A beautiful house, Indian rugs over the floor, large beams across the ceiling, the woodwork done in yellow lacquer. [. . .] Would Maria understand that surge of humility as he crossed the handsome room, the embarrassment as he staggered when his worn shoes, wet with snow, failed to grip the shining yellow floor? Could he tell Maria that the attractive woman felt a sudden pity for him? It was true: even though his back was turned, he felt the Widow’s quick embarrassment for him, for his awkward strangeness. [. . .] [H]e told her the work would amount to fifteen dollars, including the price of materials. She did not object. Then it came to him as a sickening afterthought that the reason for her liberality was the condition of his shoes: she had seen the worn soles as he knelt to examine the fireplace. Her way of looking at him, up and down, that pitying smile, possessed an understanding that had sent the winter through his flesh. (pp. 135–7)
The scene is situated in an atmosphere full of awkwardness, tension and possibility, an atmosphere created by the contrast of materialities: handsome, light and shiny on the one hand, worn and wet with snow on the other. It is this juxtaposition that sets up Svevo’s body for sensing its place in the hierarchy and for being humiliated in a very different way than Maria is. It is not frigid pity like Mr. Craik’s but rather the compassion of the widow’s pity that makes him freeze. Words fail him. This awkwardness temporarily suspends when she expresses her appreciation for his work.
She did not even glance at the work he had done. ‘You’re a splendid worker Mr. Bandini. Splendid. I’m very pleased.’ [. . .] [T]hose words almost pinched a tear from his eyes. ‘I do my best, Mrs. Hildegarde. I do the best I can.’ But she showed no desire to pay him. [. . .] At last she broke the silence: she had other work for him. (pp. 141–2)
As in the scene in the grocery store, it is silence that gradually sets up the body for the voice to make a decisive push that defines the situation. Despite her deferral of payment, which reflects the stark power imbalance between the two, her voice acknowledges his professional identity and elicits his sense of being seen and respected, a feeling he craves.
[. . .] tomorrow there was work. And after that, there would always be work. The Widow Hildegarde liked him; she respected his ability. With her money and his ability there would always be work enough to laugh at the winter. (p. 143)
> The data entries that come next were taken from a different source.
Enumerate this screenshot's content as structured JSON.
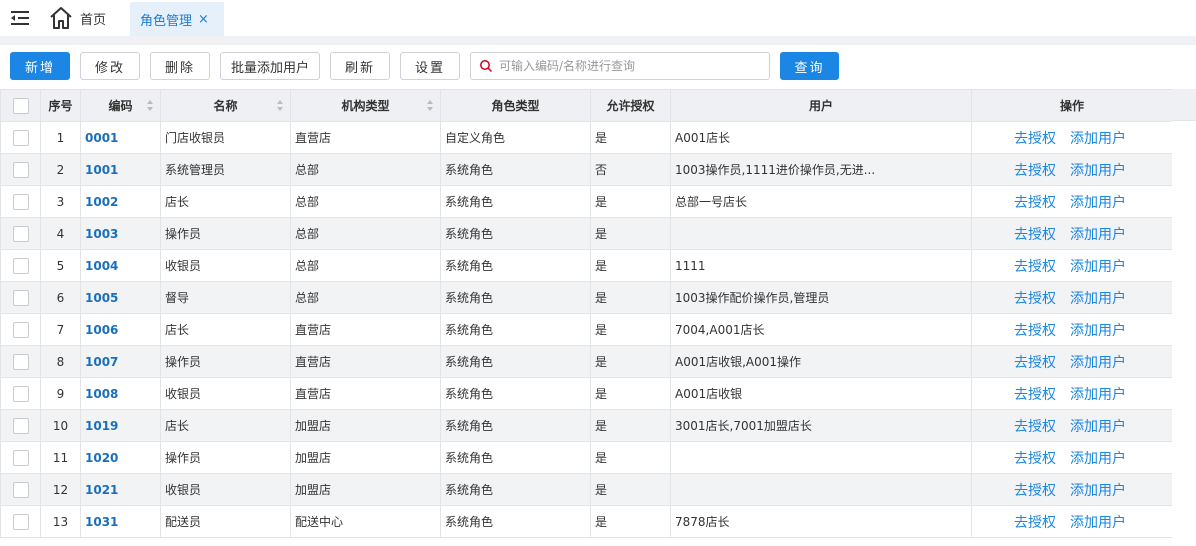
{
  "tabs": {
    "home_label": "首页",
    "active_label": "角色管理",
    "close_glyph": "×"
  },
  "toolbar": {
    "add": "新增",
    "edit": "修改",
    "delete": "删除",
    "batch_add_users": "批量添加用户",
    "refresh": "刷新",
    "settings": "设置",
    "search_placeholder": "可输入编码/名称进行查询",
    "search_value": "",
    "query": "查询"
  },
  "table": {
    "headers": {
      "index": "序号",
      "code": "编码",
      "name": "名称",
      "org_type": "机构类型",
      "role_type": "角色类型",
      "allow_grant": "允许授权",
      "users": "用户",
      "actions": "操作"
    },
    "action_grant": "去授权",
    "action_add_user": "添加用户",
    "rows": [
      {
        "index": "1",
        "code": "0001",
        "name": "门店收银员",
        "org_type": "直营店",
        "role_type": "自定义角色",
        "allow_grant": "是",
        "users": "A001店长"
      },
      {
        "index": "2",
        "code": "1001",
        "name": "系统管理员",
        "org_type": "总部",
        "role_type": "系统角色",
        "allow_grant": "否",
        "users": "1003操作员,1111进价操作员,无进..."
      },
      {
        "index": "3",
        "code": "1002",
        "name": "店长",
        "org_type": "总部",
        "role_type": "系统角色",
        "allow_grant": "是",
        "users": "总部一号店长"
      },
      {
        "index": "4",
        "code": "1003",
        "name": "操作员",
        "org_type": "总部",
        "role_type": "系统角色",
        "allow_grant": "是",
        "users": ""
      },
      {
        "index": "5",
        "code": "1004",
        "name": "收银员",
        "org_type": "总部",
        "role_type": "系统角色",
        "allow_grant": "是",
        "users": "1111"
      },
      {
        "index": "6",
        "code": "1005",
        "name": "督导",
        "org_type": "总部",
        "role_type": "系统角色",
        "allow_grant": "是",
        "users": "1003操作配价操作员,管理员"
      },
      {
        "index": "7",
        "code": "1006",
        "name": "店长",
        "org_type": "直营店",
        "role_type": "系统角色",
        "allow_grant": "是",
        "users": "7004,A001店长"
      },
      {
        "index": "8",
        "code": "1007",
        "name": "操作员",
        "org_type": "直营店",
        "role_type": "系统角色",
        "allow_grant": "是",
        "users": "A001店收银,A001操作"
      },
      {
        "index": "9",
        "code": "1008",
        "name": "收银员",
        "org_type": "直营店",
        "role_type": "系统角色",
        "allow_grant": "是",
        "users": "A001店收银"
      },
      {
        "index": "10",
        "code": "1019",
        "name": "店长",
        "org_type": "加盟店",
        "role_type": "系统角色",
        "allow_grant": "是",
        "users": "3001店长,7001加盟店长"
      },
      {
        "index": "11",
        "code": "1020",
        "name": "操作员",
        "org_type": "加盟店",
        "role_type": "系统角色",
        "allow_grant": "是",
        "users": ""
      },
      {
        "index": "12",
        "code": "1021",
        "name": "收银员",
        "org_type": "加盟店",
        "role_type": "系统角色",
        "allow_grant": "是",
        "users": ""
      },
      {
        "index": "13",
        "code": "1031",
        "name": "配送员",
        "org_type": "配送中心",
        "role_type": "系统角色",
        "allow_grant": "是",
        "users": "7878店长"
      }
    ]
  },
  "colors": {
    "accent": "#1b86e3",
    "code_text": "#1b6fb8",
    "active_tab_bg": "#e6f0fb",
    "header_bg": "#eef0f3",
    "alt_row_bg": "#f2f3f5"
  }
}
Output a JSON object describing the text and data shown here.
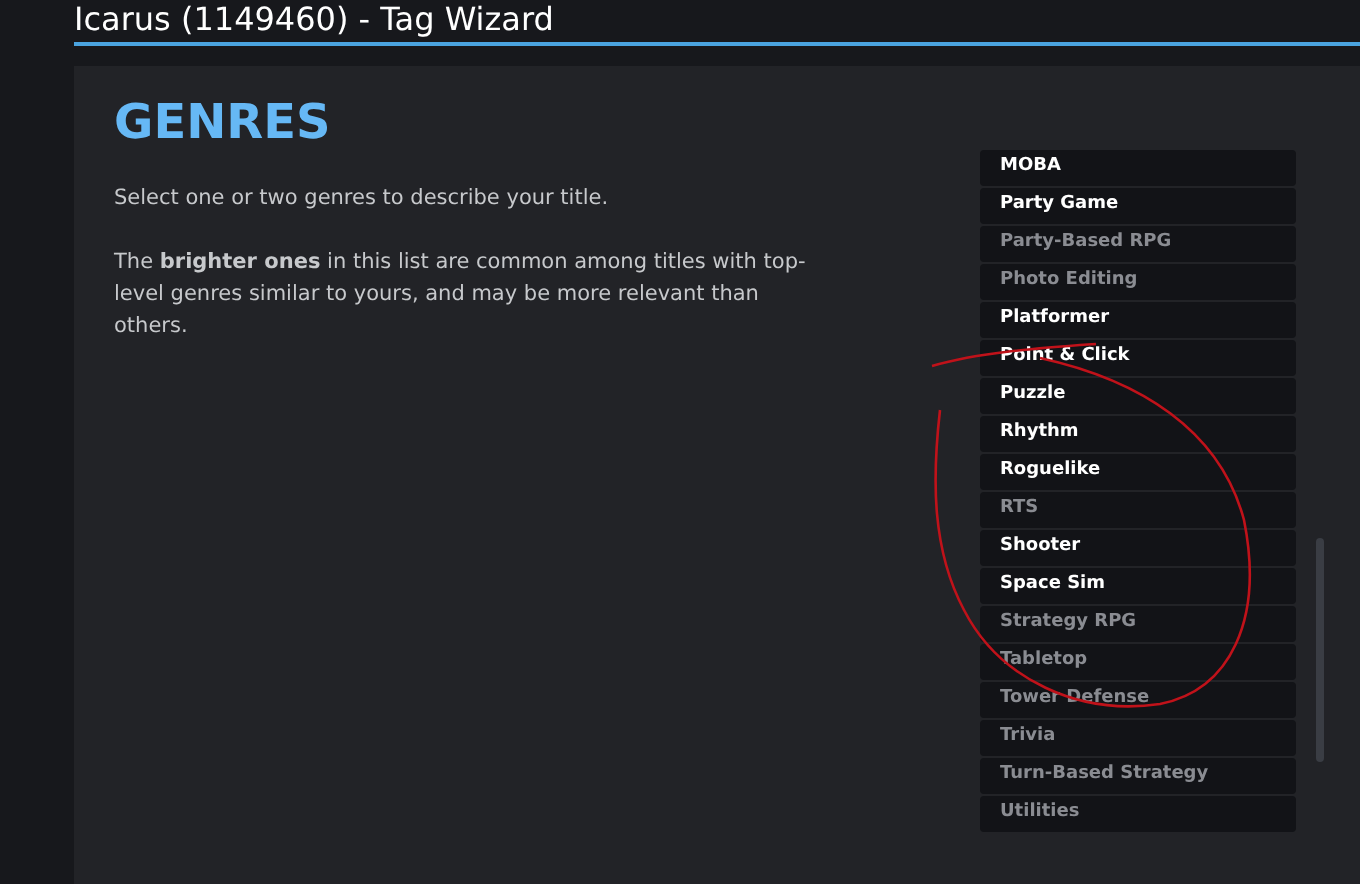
{
  "window": {
    "title": "Icarus (1149460) - Tag Wizard"
  },
  "heading": "GENRES",
  "paragraphs": [
    "Select one or two genres to describe your title.",
    "The **brighter ones** in this list are common among titles with top-level genres similar to yours, and may be more relevant than others."
  ],
  "genres": [
    {
      "label": "MOBA",
      "bright": true
    },
    {
      "label": "Party Game",
      "bright": true
    },
    {
      "label": "Party-Based RPG",
      "bright": false
    },
    {
      "label": "Photo Editing",
      "bright": false
    },
    {
      "label": "Platformer",
      "bright": true
    },
    {
      "label": "Point & Click",
      "bright": true
    },
    {
      "label": "Puzzle",
      "bright": true
    },
    {
      "label": "Rhythm",
      "bright": true
    },
    {
      "label": "Roguelike",
      "bright": true
    },
    {
      "label": "RTS",
      "bright": false
    },
    {
      "label": "Shooter",
      "bright": true
    },
    {
      "label": "Space Sim",
      "bright": true
    },
    {
      "label": "Strategy RPG",
      "bright": false
    },
    {
      "label": "Tabletop",
      "bright": false
    },
    {
      "label": "Tower Defense",
      "bright": false
    },
    {
      "label": "Trivia",
      "bright": false
    },
    {
      "label": "Turn-Based Strategy",
      "bright": false
    },
    {
      "label": "Utilities",
      "bright": false
    }
  ]
}
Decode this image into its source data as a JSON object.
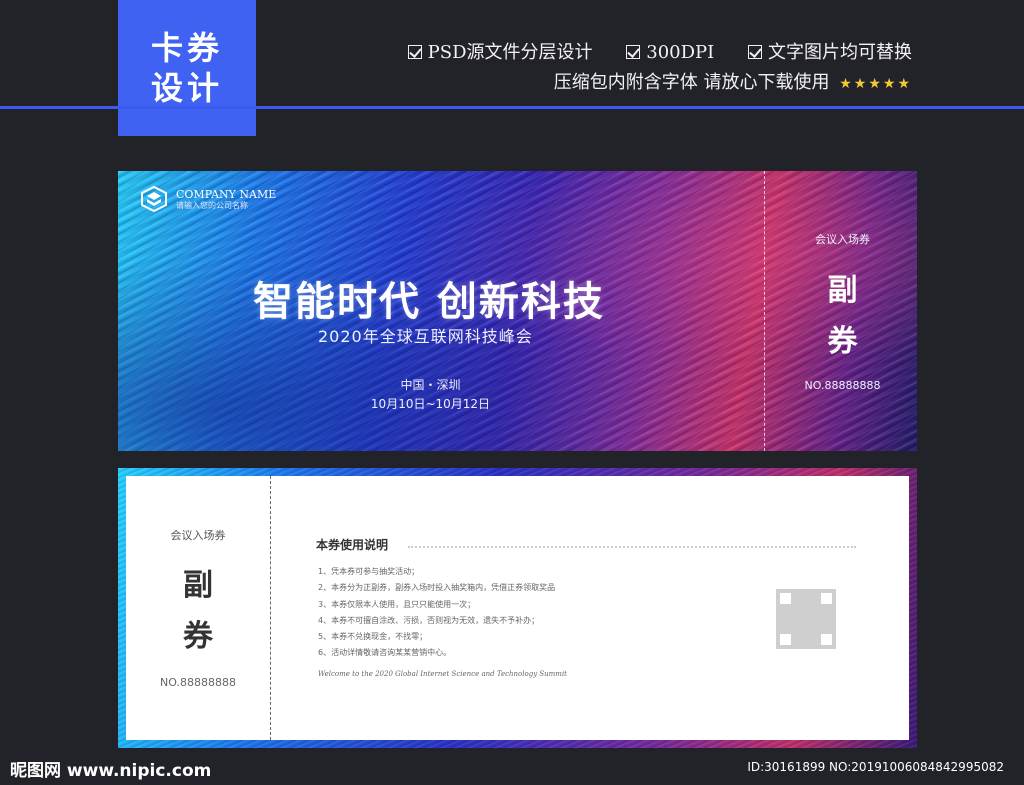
{
  "badge": {
    "line1": "卡券",
    "line2": "设计"
  },
  "features": {
    "row1": [
      "PSD源文件分层设计",
      "300DPI",
      "文字图片均可替换"
    ],
    "row2": "压缩包内附含字体 请放心下载使用",
    "stars": "★★★★★"
  },
  "front": {
    "company_name": "COMPANY NAME",
    "company_sub": "请输入您的公司名称",
    "headline": "智能时代 创新科技",
    "subhead": "2020年全球互联网科技峰会",
    "location": "中国・深圳",
    "dates": "10月10日~10月12日",
    "stub_label": "会议入场券",
    "stub_big1": "副",
    "stub_big2": "券",
    "stub_no": "NO.88888888"
  },
  "back": {
    "stub_label": "会议入场券",
    "stub_big1": "副",
    "stub_big2": "券",
    "stub_no": "NO.88888888",
    "rules_title": "本券使用说明",
    "rules": [
      "1、凭本券可参与抽奖活动；",
      "2、本券分为正副券，副券入场时投入抽奖箱内，凭借正券领取奖品",
      "3、本券仅限本人使用，且只只能使用一次；",
      "4、本券不可擅自涂改、污损，否则视为无效，遗失不予补办；",
      "5、本券不兑换现金，不找零；",
      "6、活动详情敬请咨询某某营销中心。"
    ],
    "welcome": "Welcome to the 2020 Global Internet Science and Technology Summit"
  },
  "watermark": {
    "left": "昵图网 www.nipic.com",
    "right": "ID:30161899 NO:20191006084842995082"
  },
  "colors": {
    "accent": "#3f62f2",
    "background": "#222229",
    "stars": "#f3c931"
  }
}
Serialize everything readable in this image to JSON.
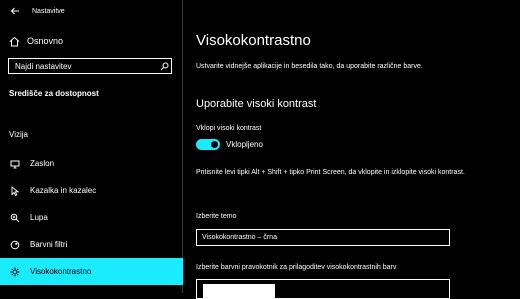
{
  "titlebar": {
    "title": "Nastavitve"
  },
  "sidebar": {
    "home_label": "Osnovno",
    "search_placeholder": "Najdi nastavitev",
    "center_title": "Središče za dostopnost",
    "group_title": "Vizija",
    "items": [
      {
        "label": "Zaslon",
        "icon": "monitor-icon"
      },
      {
        "label": "Kazalka in kazalec",
        "icon": "cursor-icon"
      },
      {
        "label": "Lupa",
        "icon": "magnifier-icon"
      },
      {
        "label": "Barvni filtri",
        "icon": "color-filter-icon"
      },
      {
        "label": "Visokokontrastno",
        "icon": "contrast-icon",
        "selected": true
      }
    ],
    "accent_color": "#1aebff"
  },
  "main": {
    "title": "Visokokontrastno",
    "description": "Ustvarite vidnejše aplikacije in besedila tako, da uporabite različne barve.",
    "section_title": "Uporabite visoki kontrast",
    "toggle_label": "Vklopi visoki kontrast",
    "toggle_state": "Vklopljeno",
    "hint": "Pritisnite levi tipki Alt + Shift + tipko Print Screen, da vklopite in izklopite visoki kontrast.",
    "theme_label": "Izberite temo",
    "theme_value": "Visokokontrastno – črna",
    "color_label": "Izberite barvni pravokotnik za prilagoditev visokokontrastnih barv"
  }
}
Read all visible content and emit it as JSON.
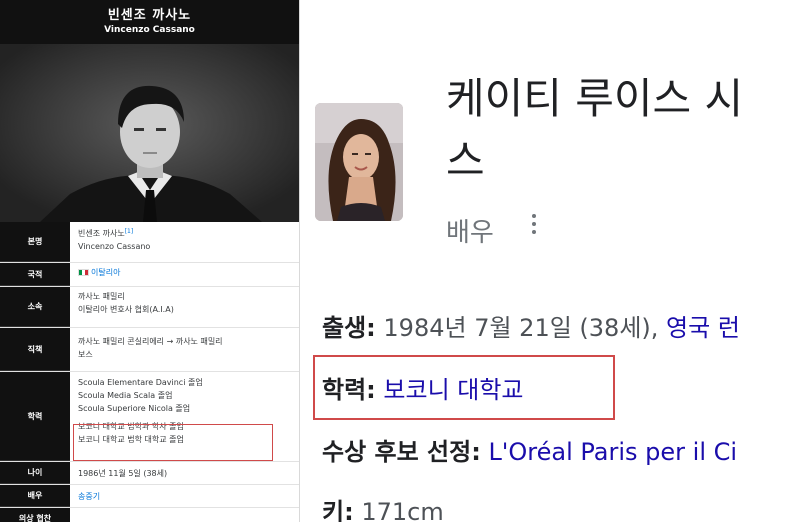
{
  "infobox": {
    "name_kr": "빈센조 까사노",
    "name_en": "Vincenzo Cassano",
    "rows": [
      {
        "label": "본명",
        "lines": [
          "빈센조 까사노",
          "Vincenzo Cassano"
        ],
        "sup": "[1]"
      },
      {
        "label": "국적",
        "lines": [
          "이탈리아"
        ],
        "flag": "italy-flag-icon"
      },
      {
        "label": "소속",
        "lines": [
          "까사노 패밀리",
          "이탈리아 변호사 협회(A.I.A)"
        ]
      },
      {
        "label": "직책",
        "lines": [
          "까사노 패밀리 콘실리에리 → 까사노 패밀리",
          "보스"
        ]
      },
      {
        "label": "학력",
        "lines": [
          "Scoula Elementare Davinci 졸업",
          "Scoula Media Scala 졸업",
          "Scoula Superiore Nicola 졸업",
          "보코니 대학교 법학과 학사 졸업",
          "보코니 대학교 법학 대학교 졸업"
        ]
      },
      {
        "label": "나이",
        "lines": [
          "1986년 11월 5일 (38세)"
        ]
      },
      {
        "label": "배우",
        "lines": [
          "송중기"
        ]
      },
      {
        "label": "의상 협찬",
        "lines": [
          ""
        ]
      }
    ]
  },
  "panel": {
    "title": "케이티 루이스 시\n스",
    "subtitle": "배우",
    "facts": {
      "birth_label": "출생:",
      "birth_value": "1984년 7월 21일 (38세),",
      "birth_place": "영국 런",
      "education_label": "학력:",
      "education_value": "보코니 대학교",
      "award_label": "수상 후보 선정:",
      "award_value": "L'Oréal Paris per il Ci",
      "height_label": "키:",
      "height_value": "171cm"
    }
  },
  "colors": {
    "highlight_box": "#d04a4a",
    "link_blue": "#1a0dab",
    "infobox_header": "#111111"
  }
}
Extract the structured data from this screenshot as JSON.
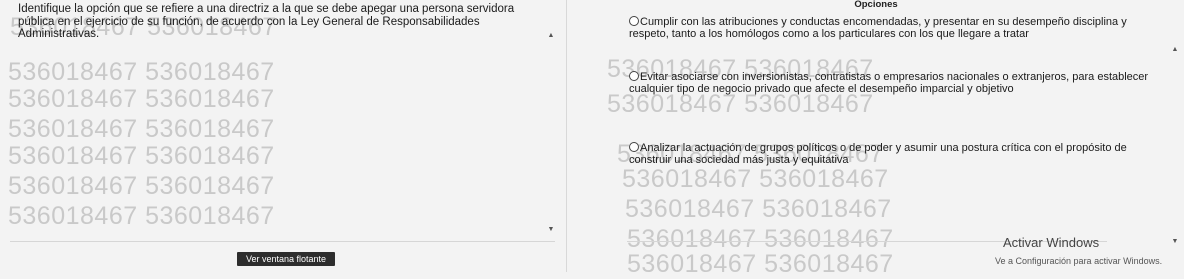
{
  "question": {
    "text": "Identifique la opción que se refiere a una directriz a la que se debe apegar una persona servidora pública en el ejercicio de su función, de acuerdo con la Ley General de Responsabilidades Administrativas."
  },
  "options": {
    "header": "Opciones",
    "items": [
      {
        "label": "Cumplir con las atribuciones y conductas encomendadas, y presentar en su desempeño disciplina y respeto, tanto a los homólogos como a los particulares con los que llegare a tratar"
      },
      {
        "label": "Evitar asociarse con inversionistas, contratistas o empresarios nacionales o extranjeros, para establecer cualquier tipo de negocio privado que afecte el desempeño imparcial y objetivo"
      },
      {
        "label": "Analizar la actuación de grupos políticos o de poder y asumir una postura crítica con el propósito de construir una sociedad más justa y equitativa"
      }
    ]
  },
  "watermark": {
    "text": "536018467",
    "left_lines": [
      "536018467 536018467",
      "536018467 536018467",
      "536018467 536018467",
      "536018467 536018467",
      "536018467 536018467",
      "536018467 536018467",
      "536018467 536018467"
    ],
    "right_lines": [
      "536018467 536018467",
      "536018467 536018467",
      "536018467 536018467",
      "536018467 536018467",
      "536018467 536018467",
      "536018467 536018467",
      "536018467 536018467"
    ]
  },
  "floating_button": {
    "label": "Ver ventana flotante"
  },
  "windows_activation": {
    "title": "Activar Windows",
    "subtitle": "Ve a Configuración para activar Windows."
  }
}
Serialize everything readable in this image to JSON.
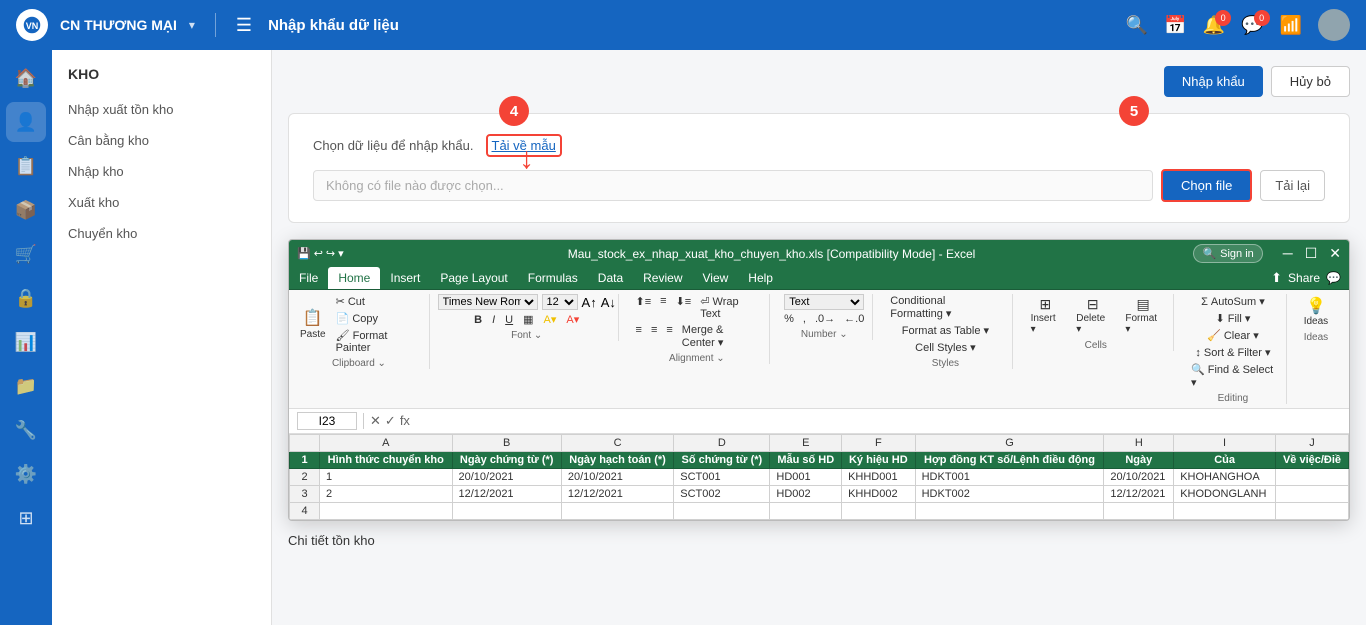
{
  "topNav": {
    "brand": "CN THƯƠNG MẠI",
    "brand_arrow": "▾",
    "title": "Nhập khẩu dữ liệu",
    "icons": {
      "search": "🔍",
      "calendar": "📅",
      "notification_badge": "0",
      "message_badge": "0"
    }
  },
  "sidebar": {
    "icons": [
      "🏠",
      "👤",
      "📋",
      "📦",
      "🛒",
      "🔒",
      "📊",
      "📁",
      "🔧",
      "⚙️",
      "⊞"
    ]
  },
  "leftPanel": {
    "header": "KHO",
    "items": [
      "Nhập xuất tồn kho",
      "Cân bằng kho",
      "Nhập kho",
      "Xuất kho",
      "Chuyển kho"
    ]
  },
  "mainHeader": {
    "import_btn": "Nhập khẩu",
    "cancel_btn": "Hủy bỏ"
  },
  "importCard": {
    "text": "Chọn dữ liệu để nhập khẩu.",
    "link_text": "Tải về mẫu",
    "file_placeholder": "Không có file nào được chọn...",
    "choose_file_btn": "Chọn file",
    "reload_btn": "Tải lại",
    "bubble4": "4",
    "bubble5": "5"
  },
  "excelWindow": {
    "titlebar": {
      "filename": "Mau_stock_ex_nhap_xuat_kho_chuyen_kho.xls [Compatibility Mode] - Excel",
      "search_placeholder": "Sign in",
      "window_controls": [
        "─",
        "☐",
        "✕"
      ]
    },
    "menu_tabs": [
      "File",
      "Home",
      "Insert",
      "Page Layout",
      "Formulas",
      "Data",
      "Review",
      "View",
      "Help"
    ],
    "active_tab": "Home",
    "share_label": "Share",
    "formula_bar": {
      "name_box": "I23",
      "formula_content": ""
    },
    "ribbon": {
      "groups": [
        {
          "label": "Clipboard",
          "items": [
            "Paste",
            "Cut",
            "Copy",
            "Format Painter"
          ]
        },
        {
          "label": "Font",
          "items": [
            "Times New Roma",
            "12",
            "B",
            "I",
            "U"
          ]
        },
        {
          "label": "Alignment",
          "items": [
            "≡",
            "≡",
            "≡",
            "Wrap Text",
            "Merge & Center"
          ]
        },
        {
          "label": "Number",
          "items": [
            "Text",
            "% , .0 .00"
          ]
        },
        {
          "label": "Styles",
          "items": [
            "Conditional Formatting",
            "Format as Table",
            "Cell Styles"
          ]
        },
        {
          "label": "Cells",
          "items": [
            "Insert",
            "Delete",
            "Format"
          ]
        },
        {
          "label": "Editing",
          "items": [
            "AutoSum",
            "Fill",
            "Clear",
            "Sort & Filter",
            "Find & Select"
          ]
        },
        {
          "label": "Ideas",
          "items": [
            "Ideas"
          ]
        }
      ]
    },
    "grid": {
      "col_headers": [
        "",
        "A",
        "B",
        "C",
        "D",
        "E",
        "F",
        "G",
        "H",
        "I",
        "J"
      ],
      "header_row": [
        "Hình thức chuyển kho",
        "Ngày chứng từ (*)",
        "Ngày hạch toán (*)",
        "Số chứng từ (*)",
        "Mẫu số HD",
        "Ký hiệu HD",
        "Hợp đồng KT số/Lệnh điều động",
        "Ngày",
        "Của",
        "Về việc/Điề"
      ],
      "rows": [
        {
          "num": "2",
          "cells": [
            "1",
            "20/10/2021",
            "20/10/2021",
            "SCT001",
            "HD001",
            "KHHD001",
            "HDKT001",
            "20/10/2021",
            "KHOHANGHOA",
            ""
          ]
        },
        {
          "num": "3",
          "cells": [
            "2",
            "12/12/2021",
            "12/12/2021",
            "SCT002",
            "HD002",
            "KHHD002",
            "HDKT002",
            "12/12/2021",
            "KHODONGLANH",
            ""
          ]
        },
        {
          "num": "4",
          "cells": [
            "",
            "",
            "",
            "",
            "",
            "",
            "",
            "",
            "",
            ""
          ]
        }
      ]
    }
  },
  "detailSection": {
    "label": "Chi tiết tồn kho"
  }
}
The proximity to the widow holds the promise of ending the precarious everyday negotiation of his social belonging, a promise that the humiliation and improvisation of everyday life will turn into the normalcy of an American life. While Svevo clearly does not want the life of the widow Hildegarde – he prefers his working-class milieu – her proximity symbolizes an infrastructure of sociality that offers the potential for flourishing.
As the exceptional status of this lucky coincidence keeps the situation open and free from subjugation to a stable set of rules, moralities or guidelines, it almost bursts with optimistic potential and thereby nurtures his attachment to the American Dream. Yet the widow undermines his hopes by gradually shifting their relationship from a professional to an intimate one. It becomes clear that her proximity is not – as hoped – a way out of the impasse that has trapped the family. It will not lead to a sustainable opportunity of steady work.
Instead of walking out of the shifted situation he stays attached, a temporary reversal of power keeps him invested. In these intimate moments, Svevo finds a twisted realization of his affective investments in the cluster of promises, such as success, upward mobility, etc., held by the American Dream.
She would gasp and weep and then he would leave in the twilight, triumph giving zest to his legs. [. . .] The Widow had money – yes. But back there she lay, crushed, and Bandini was a better man than she, by God. (p. 158)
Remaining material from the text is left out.